The rule change also is meant to cut the costs associated with gaining a listing on LSE. The LSE charges a fee based on a company's market cap - the amount can range from a minimum of £5,000 (US$8,260) up to £50,000. For example, a company with a market capital of £10 million would pay a fee of £7,500 to LSE. A company with a £250 million market cap would pay a fee of £42,500.
The adviser's fee is more substantial. In the case of a company raising public funds on AIM, the adviser would typically get 8 percent or 8.5 percent on an offering of £10 million, said a nominated adviser who preferred not to be named. That percentage is higher for lower offerings and decreases as the offering amount is raised.
But since the fast-track rule change is meant to usher publicly traded companies into London's institutional investor pool and not for public offerings, getting a handle on nomad fees is tricky.

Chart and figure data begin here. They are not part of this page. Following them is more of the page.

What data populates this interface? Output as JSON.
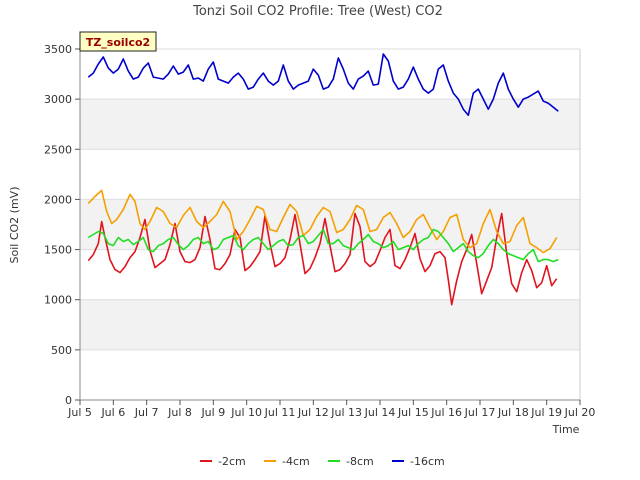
{
  "chart_data": {
    "type": "line",
    "title": "Tonzi Soil CO2 Profile: Tree (West) CO2",
    "xlabel": "Time",
    "ylabel": "Soil CO2 (mV)",
    "badge": "TZ_soilco2",
    "xlim": [
      5,
      20
    ],
    "ylim": [
      0,
      3500
    ],
    "x_ticks": [
      5,
      6,
      7,
      8,
      9,
      10,
      11,
      12,
      13,
      14,
      15,
      16,
      17,
      18,
      19,
      20
    ],
    "x_tick_labels": [
      "Jul 5",
      "Jul 6",
      "Jul 7",
      "Jul 8",
      "Jul 9",
      "Jul 10",
      "Jul 11",
      "Jul 12",
      "Jul 13",
      "Jul 14",
      "Jul 15",
      "Jul 16",
      "Jul 17",
      "Jul 18",
      "Jul 19",
      "Jul 20"
    ],
    "y_ticks": [
      0,
      500,
      1000,
      1500,
      2000,
      2500,
      3000,
      3500
    ],
    "y_tick_labels": [
      "0",
      "500",
      "1000",
      "1500",
      "2000",
      "2500",
      "3000",
      "3500"
    ],
    "grid_bands": "alternating light gray horizontal bands",
    "legend_position": "bottom",
    "series": [
      {
        "name": "-2cm",
        "color": "#e0141e",
        "x": [
          5.25,
          5.4,
          5.55,
          5.65,
          5.75,
          5.9,
          6.05,
          6.2,
          6.35,
          6.5,
          6.65,
          6.8,
          6.95,
          7.1,
          7.25,
          7.4,
          7.55,
          7.7,
          7.85,
          8.0,
          8.15,
          8.3,
          8.45,
          8.6,
          8.75,
          8.9,
          9.05,
          9.2,
          9.35,
          9.5,
          9.65,
          9.8,
          9.95,
          10.1,
          10.25,
          10.4,
          10.55,
          10.7,
          10.85,
          11.0,
          11.15,
          11.3,
          11.45,
          11.6,
          11.75,
          11.9,
          12.05,
          12.2,
          12.35,
          12.5,
          12.65,
          12.8,
          12.95,
          13.1,
          13.25,
          13.4,
          13.55,
          13.7,
          13.85,
          14.0,
          14.15,
          14.3,
          14.45,
          14.6,
          14.75,
          14.9,
          15.05,
          15.2,
          15.35,
          15.5,
          15.65,
          15.8,
          15.95,
          16.05,
          16.15,
          16.3,
          16.45,
          16.6,
          16.75,
          16.9,
          17.05,
          17.2,
          17.35,
          17.5,
          17.65,
          17.8,
          17.95,
          18.1,
          18.25,
          18.4,
          18.55,
          18.7,
          18.85,
          19.0,
          19.15,
          19.3
        ],
        "values": [
          1390,
          1450,
          1560,
          1780,
          1620,
          1400,
          1300,
          1270,
          1330,
          1420,
          1480,
          1620,
          1800,
          1490,
          1320,
          1360,
          1400,
          1550,
          1760,
          1480,
          1380,
          1370,
          1400,
          1520,
          1830,
          1600,
          1310,
          1300,
          1360,
          1450,
          1700,
          1620,
          1290,
          1330,
          1400,
          1480,
          1840,
          1560,
          1330,
          1360,
          1420,
          1600,
          1850,
          1560,
          1260,
          1310,
          1420,
          1560,
          1810,
          1540,
          1280,
          1300,
          1360,
          1450,
          1860,
          1730,
          1380,
          1330,
          1370,
          1490,
          1620,
          1700,
          1340,
          1310,
          1400,
          1520,
          1660,
          1410,
          1280,
          1340,
          1460,
          1480,
          1420,
          1200,
          950,
          1190,
          1380,
          1500,
          1650,
          1360,
          1060,
          1190,
          1320,
          1620,
          1860,
          1460,
          1160,
          1080,
          1270,
          1400,
          1290,
          1120,
          1170,
          1340,
          1140,
          1210
        ]
      },
      {
        "name": "-4cm",
        "color": "#f5a000",
        "x": [
          5.25,
          5.45,
          5.65,
          5.8,
          5.95,
          6.1,
          6.3,
          6.5,
          6.65,
          6.8,
          6.95,
          7.1,
          7.3,
          7.5,
          7.7,
          7.9,
          8.1,
          8.3,
          8.5,
          8.7,
          8.9,
          9.1,
          9.3,
          9.5,
          9.7,
          9.9,
          10.1,
          10.3,
          10.5,
          10.7,
          10.9,
          11.1,
          11.3,
          11.5,
          11.7,
          11.9,
          12.1,
          12.3,
          12.5,
          12.7,
          12.9,
          13.1,
          13.3,
          13.5,
          13.7,
          13.9,
          14.1,
          14.3,
          14.5,
          14.7,
          14.9,
          15.1,
          15.3,
          15.5,
          15.7,
          15.9,
          16.1,
          16.3,
          16.5,
          16.7,
          16.9,
          17.1,
          17.3,
          17.5,
          17.7,
          17.9,
          18.1,
          18.3,
          18.5,
          18.7,
          18.9,
          19.1,
          19.3
        ],
        "values": [
          1960,
          2030,
          2090,
          1880,
          1760,
          1800,
          1900,
          2050,
          1980,
          1760,
          1700,
          1780,
          1920,
          1880,
          1760,
          1720,
          1840,
          1920,
          1780,
          1720,
          1780,
          1850,
          1980,
          1880,
          1600,
          1680,
          1800,
          1930,
          1900,
          1700,
          1680,
          1820,
          1950,
          1880,
          1640,
          1700,
          1830,
          1920,
          1880,
          1670,
          1700,
          1800,
          1940,
          1900,
          1680,
          1700,
          1820,
          1870,
          1760,
          1620,
          1680,
          1800,
          1850,
          1720,
          1600,
          1680,
          1820,
          1850,
          1600,
          1520,
          1560,
          1760,
          1900,
          1680,
          1560,
          1580,
          1740,
          1820,
          1560,
          1520,
          1470,
          1510,
          1620
        ]
      },
      {
        "name": "-8cm",
        "color": "#22dd22",
        "x": [
          5.25,
          5.4,
          5.55,
          5.7,
          5.85,
          6.0,
          6.15,
          6.3,
          6.45,
          6.6,
          6.75,
          6.9,
          7.05,
          7.2,
          7.35,
          7.5,
          7.65,
          7.8,
          7.95,
          8.1,
          8.25,
          8.4,
          8.55,
          8.7,
          8.85,
          9.0,
          9.15,
          9.3,
          9.45,
          9.6,
          9.75,
          9.9,
          10.05,
          10.2,
          10.35,
          10.5,
          10.65,
          10.8,
          10.95,
          11.1,
          11.25,
          11.4,
          11.55,
          11.7,
          11.85,
          12.0,
          12.15,
          12.3,
          12.45,
          12.6,
          12.75,
          12.9,
          13.05,
          13.2,
          13.35,
          13.5,
          13.65,
          13.8,
          13.95,
          14.1,
          14.25,
          14.4,
          14.55,
          14.7,
          14.85,
          15.0,
          15.15,
          15.3,
          15.45,
          15.6,
          15.75,
          15.9,
          16.05,
          16.2,
          16.35,
          16.5,
          16.65,
          16.8,
          16.95,
          17.1,
          17.25,
          17.4,
          17.55,
          17.7,
          17.85,
          18.0,
          18.15,
          18.3,
          18.45,
          18.6,
          18.75,
          18.9,
          19.05,
          19.2,
          19.35
        ],
        "values": [
          1620,
          1650,
          1680,
          1660,
          1560,
          1540,
          1620,
          1580,
          1600,
          1550,
          1580,
          1620,
          1500,
          1480,
          1540,
          1560,
          1600,
          1620,
          1550,
          1500,
          1540,
          1600,
          1620,
          1560,
          1580,
          1500,
          1520,
          1600,
          1620,
          1640,
          1540,
          1500,
          1560,
          1600,
          1620,
          1560,
          1500,
          1540,
          1580,
          1600,
          1540,
          1550,
          1620,
          1640,
          1560,
          1580,
          1640,
          1700,
          1560,
          1560,
          1600,
          1540,
          1520,
          1500,
          1560,
          1600,
          1650,
          1580,
          1560,
          1520,
          1540,
          1580,
          1500,
          1520,
          1540,
          1500,
          1560,
          1600,
          1620,
          1700,
          1680,
          1620,
          1560,
          1480,
          1520,
          1560,
          1480,
          1440,
          1420,
          1460,
          1540,
          1600,
          1560,
          1500,
          1460,
          1440,
          1420,
          1400,
          1460,
          1500,
          1380,
          1400,
          1400,
          1380,
          1400
        ]
      },
      {
        "name": "-16cm",
        "color": "#0000cc",
        "x": [
          5.25,
          5.4,
          5.55,
          5.7,
          5.85,
          6.0,
          6.15,
          6.3,
          6.45,
          6.6,
          6.75,
          6.9,
          7.05,
          7.2,
          7.35,
          7.5,
          7.65,
          7.8,
          7.95,
          8.1,
          8.25,
          8.4,
          8.55,
          8.7,
          8.85,
          9.0,
          9.15,
          9.3,
          9.45,
          9.6,
          9.75,
          9.9,
          10.05,
          10.2,
          10.35,
          10.5,
          10.65,
          10.8,
          10.95,
          11.1,
          11.25,
          11.4,
          11.55,
          11.7,
          11.85,
          12.0,
          12.15,
          12.3,
          12.45,
          12.6,
          12.75,
          12.9,
          13.05,
          13.2,
          13.35,
          13.5,
          13.65,
          13.8,
          13.95,
          14.1,
          14.25,
          14.4,
          14.55,
          14.7,
          14.85,
          15.0,
          15.15,
          15.3,
          15.45,
          15.6,
          15.75,
          15.9,
          16.05,
          16.2,
          16.35,
          16.5,
          16.65,
          16.8,
          16.95,
          17.1,
          17.25,
          17.4,
          17.55,
          17.7,
          17.85,
          18.0,
          18.15,
          18.3,
          18.45,
          18.6,
          18.75,
          18.9,
          19.05,
          19.2,
          19.35
        ],
        "values": [
          3220,
          3260,
          3350,
          3420,
          3310,
          3260,
          3300,
          3400,
          3280,
          3200,
          3220,
          3310,
          3360,
          3220,
          3210,
          3200,
          3250,
          3330,
          3250,
          3270,
          3340,
          3200,
          3210,
          3180,
          3300,
          3370,
          3200,
          3180,
          3160,
          3220,
          3260,
          3200,
          3100,
          3120,
          3200,
          3260,
          3180,
          3140,
          3180,
          3340,
          3180,
          3100,
          3140,
          3160,
          3180,
          3300,
          3240,
          3100,
          3120,
          3200,
          3410,
          3300,
          3160,
          3100,
          3200,
          3230,
          3280,
          3140,
          3150,
          3450,
          3380,
          3180,
          3100,
          3120,
          3200,
          3320,
          3200,
          3100,
          3060,
          3100,
          3300,
          3340,
          3180,
          3060,
          3000,
          2900,
          2840,
          3060,
          3100,
          3000,
          2900,
          3000,
          3160,
          3260,
          3100,
          3000,
          2920,
          3000,
          3020,
          3050,
          3080,
          2980,
          2960,
          2920,
          2880
        ]
      }
    ]
  }
}
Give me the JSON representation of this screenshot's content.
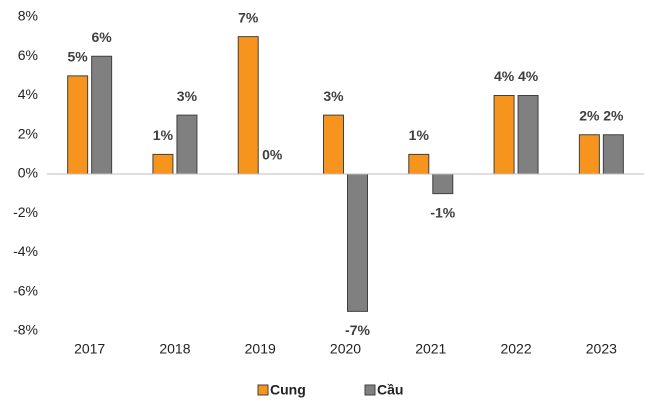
{
  "chart_data": {
    "type": "bar",
    "categories": [
      "2017",
      "2018",
      "2019",
      "2020",
      "2021",
      "2022",
      "2023"
    ],
    "series": [
      {
        "name": "Cung",
        "color": "#f7941d",
        "values": [
          5,
          1,
          7,
          3,
          1,
          4,
          2
        ],
        "value_labels": [
          "5%",
          "1%",
          "7%",
          "3%",
          "1%",
          "4%",
          "2%"
        ]
      },
      {
        "name": "Cầu",
        "color": "#808080",
        "values": [
          6,
          3,
          0,
          -7,
          -1,
          4,
          2
        ],
        "value_labels": [
          "6%",
          "3%",
          "0%",
          "-7%",
          "-1%",
          "4%",
          "2%"
        ]
      }
    ],
    "ylim": [
      -8,
      8
    ],
    "yticks": [
      {
        "value": -8,
        "label": "-8%"
      },
      {
        "value": -6,
        "label": "-6%"
      },
      {
        "value": -4,
        "label": "-4%"
      },
      {
        "value": -2,
        "label": "-2%"
      },
      {
        "value": 0,
        "label": "0%"
      },
      {
        "value": 2,
        "label": "2%"
      },
      {
        "value": 4,
        "label": "4%"
      },
      {
        "value": 6,
        "label": "6%"
      },
      {
        "value": 8,
        "label": "8%"
      }
    ],
    "grid": false,
    "legend": "bottom"
  }
}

Although the change is expected to decrease the amount of fees paid to nomads by as much as half, as one adviser told BioWorld Today, estimating what a secondary listing could cost under the new rule is difficult because "it hasn't been done yet."
For a young biotechnology company in today's environment - one with its stock languishing in the shallow end of the Nasdaq pool - quick AIM listing doesn't mean a bounty of public funds. It means the chance to get recognition in London and potentially raise money through institutional investors.
Calling AIM "the survivor of all the European growth markets," Dallas noted that AIM boasted 60 initial public offerings last year. There were 97 IPOs in London overall in 2002, "more than the rest of Europe put together," he said. And while companies seeking a secondary listing on AIM would not be having initial public offerings, those 60 IPOs show that the AIM investor is hungry for new technology.
"There is an appetite here," Dallas said. "A good story will find a willing audience - an audience ready to look at a company on its merits and make investment decisions."
AIM does not have a minimum (or maximum) market capital requirement - a problem currently plaguing some Nasdaq-listed companies. Although Dallas said the rule change "is not just for biotech companies," he said London "is particularly strong in that area" and an AIM listing opens financial doors.
"[Companies listing on AIM] have access to a different pool of capital," he said. "There are more international funds in London than anywhere else in Europe. It's an institutional market more so than in the U.S.
"And the more international we make it, the better it looks on us and AIM."